Dieses Unterfangen erweist sich schon beim Heraustreten aus dem Bahnhofsgebäude als schwierig. Es gibt nämlich kein richtiges Zentrum, an dem man sich orientieren könnte, vielmehr entstand Budapest durch die Verschmelzung der sich an beiden Ufern der Donau gegenüberliegenden Städte Buda und Pest, die jeweils über eigene Zentren verfügten.

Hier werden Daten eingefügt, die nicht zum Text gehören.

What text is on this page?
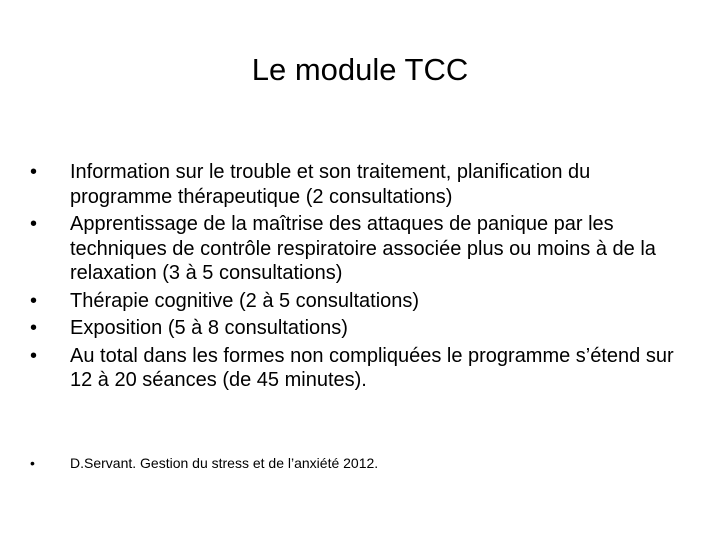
Le module TCC
•	Information sur le trouble et son traitement, planification du programme thérapeutique (2 consultations)
•	Apprentissage de la maîtrise des attaques de panique par les techniques de contrôle respiratoire associée plus ou moins à de la relaxation (3 à 5 consultations)
•	Thérapie cognitive (2 à 5 consultations)
•	Exposition (5 à 8 consultations)
•	Au total dans les formes non compliquées le programme s’étend sur 12 à 20 séances (de 45 minutes).
•	D.Servant. Gestion du stress et de l’anxiété 2012.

Alles, was ich in Händen halte, ist die Wegbeschreibung zum Appartement unseres Airbnb-Gastgebers, der uns nicht weit vom Bahnhof vor einem Gebäude empfängt, dessen Fassade so aussieht, als löse sie sich jeden Moment in Wohlgefallen auf. Drinnen jedoch werden wir gleich dreimal überrascht. Zuerst von dem imposanten, nach oben hin offenen Innenhof mit den rundherum führenden Balkonen, dann von der geräumigen Altbau-Wohnung, die hinter einer der unscheinbaren, grünen Metalltüren beginnt, die auf den obersten Balkon hinaus führen und schließlich von einer Flasche ungarischem Rotwein sowie einer persönlichen Karte mit den Lieblingsorten unseres Gastgebers.
DAS JÜDISCHE VIERTEL: HOTSPOT ZWISCHEN JUGENDSTIL UND SHABBY CHIC
Unsere Unterkunft liegt im Jüdischen Viertel, dem 7. Bezirk von Budapest, der sich hinter der Großen Synagoge, der größten in Europa, trapezförmig zwischen vier breiten Boulevards aufspannt. Es wirkt wie ein symbolisches Statement zur leidvollen Vergangenheit dieses Viertels, dass ausgerechnet hier das junge Herz der Stadt schlägt. Indem man einfach im Zickzackkurs zwischen Wesselenyi und Kiraly-Straße wechselt, erlebt man an einem einzigen Tag eine kleine Reise durch die Moderne. Da tritt man wohlgesättigt aus einer israelischen Hummus-Bar, um auf der gegenüberliegenden Straßenseite in einen Laden für Vintage-Mode zu stolpern. Man biegt um die Ecke und steht vor einer riesigen Markthalle im Jugendstil, die sich gleich neben einer Brachfläche befindet, wo Streetfood-Stände neben ungarischem Langós auch mexikanische Tacos und Pulled Pork-Burger anbieten.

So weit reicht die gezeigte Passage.